Ingesters receive incoming samples from the distributors. Each push request belongs to a tenant, and the ingester appends the received samples to the specific per-tenant TSDB stored on the local disk. The received samples are both kept in-memory and written to a write-ahead log (WAL) and used to recover the in-memory series in case the ingester abruptly terminates. The per-tenant TSDB is lazily created in each ingester as soon as the first samples are received for that tenant.
The in-memory samples are periodically flushed to disk - and the WAL truncated - when a new TSDB block is created, which by default occurs every 2 hours. Each newly created block is then uploaded to the long-term storage and kept in the ingester until the configured -blocks-storage.tsdb.retention-period
expires, in order to give queriers and store-gateways enough time to discover the new block on the storage and download its index-header.
In order to effectively use the WAL and being able to recover the in-memory series upon ingester abruptly termination, the WAL needs to be stored to a persistent disk which can survive in the event of an ingester failure (ie. AWS EBS volume or GCP persistent disk when running in the cloud). For example, if you're running the Cortex cluster in Kubernetes, you may use a StatefulSet with a persistent volume claim for the ingesters. The location on the filesystem where the WAL is stored is the same where local TSDB blocks (compacted from head) are stored and cannot be decoupled. See also the timeline of block uploads and disk space estimate.

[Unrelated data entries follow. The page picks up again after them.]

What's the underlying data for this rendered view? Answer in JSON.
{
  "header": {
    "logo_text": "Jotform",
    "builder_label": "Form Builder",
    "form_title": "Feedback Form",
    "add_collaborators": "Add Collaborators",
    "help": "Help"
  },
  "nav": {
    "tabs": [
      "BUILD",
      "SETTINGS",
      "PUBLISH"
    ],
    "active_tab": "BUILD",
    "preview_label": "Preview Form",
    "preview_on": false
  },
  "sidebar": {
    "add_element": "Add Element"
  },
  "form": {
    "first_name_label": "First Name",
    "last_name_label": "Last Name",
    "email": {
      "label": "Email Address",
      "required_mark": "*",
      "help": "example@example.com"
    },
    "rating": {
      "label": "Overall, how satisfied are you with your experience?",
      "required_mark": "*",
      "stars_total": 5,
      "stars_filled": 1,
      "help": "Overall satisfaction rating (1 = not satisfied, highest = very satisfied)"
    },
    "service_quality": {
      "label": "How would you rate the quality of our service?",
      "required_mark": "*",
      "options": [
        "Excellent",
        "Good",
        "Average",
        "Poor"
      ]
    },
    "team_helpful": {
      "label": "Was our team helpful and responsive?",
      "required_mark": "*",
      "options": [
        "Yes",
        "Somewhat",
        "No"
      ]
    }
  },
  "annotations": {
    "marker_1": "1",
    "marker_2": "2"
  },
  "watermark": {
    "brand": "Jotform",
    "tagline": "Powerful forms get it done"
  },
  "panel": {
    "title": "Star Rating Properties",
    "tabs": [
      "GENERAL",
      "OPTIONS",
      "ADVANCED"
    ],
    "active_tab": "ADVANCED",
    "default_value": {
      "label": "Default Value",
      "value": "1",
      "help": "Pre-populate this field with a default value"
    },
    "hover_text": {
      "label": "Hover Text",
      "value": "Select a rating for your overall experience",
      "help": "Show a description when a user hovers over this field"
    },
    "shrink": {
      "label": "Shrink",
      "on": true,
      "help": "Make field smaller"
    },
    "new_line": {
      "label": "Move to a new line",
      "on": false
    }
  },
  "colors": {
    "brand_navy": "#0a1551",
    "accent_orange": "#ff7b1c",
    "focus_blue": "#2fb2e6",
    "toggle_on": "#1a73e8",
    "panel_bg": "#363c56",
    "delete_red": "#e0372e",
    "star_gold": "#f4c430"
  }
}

The series sharding and replication done by the distributor doesn't change based on the storage engine.
It's important to note that due to the replication factor N (typically 3), each time series is stored by N ingesters. Since each ingester writes its own block to the long-term storage, this leads a storage utilization N times more. Compactor solves this problem by merging blocks from multiple ingesters into a single block, and removing duplicated samples. After blocks compaction, the storage utilization is significantly smaller.
For more information, please refer to the following dedicated sections:
Queriers and store-gateways periodically iterate over the storage bucket to discover blocks recently uploaded by ingesters.
For each discovered block, queriers only download the block's meta.json
file (containing some metadata including min and max timestamp of samples within the block), while store-gateways download the meta.json
as well as the index-header, which is a small subset of the block's index used by the store-gateway to lookup series at query time.
Queriers use the blocks metadata to compute the list of blocks that need to be queried at query time and fetch matching series from the store-gateway instances holding the required blocks.
For more information, please refer to the following dedicated sections:
GitHub issues tagged with the storage/blocks
label are the best source of currently known issues affecting the blocks storage.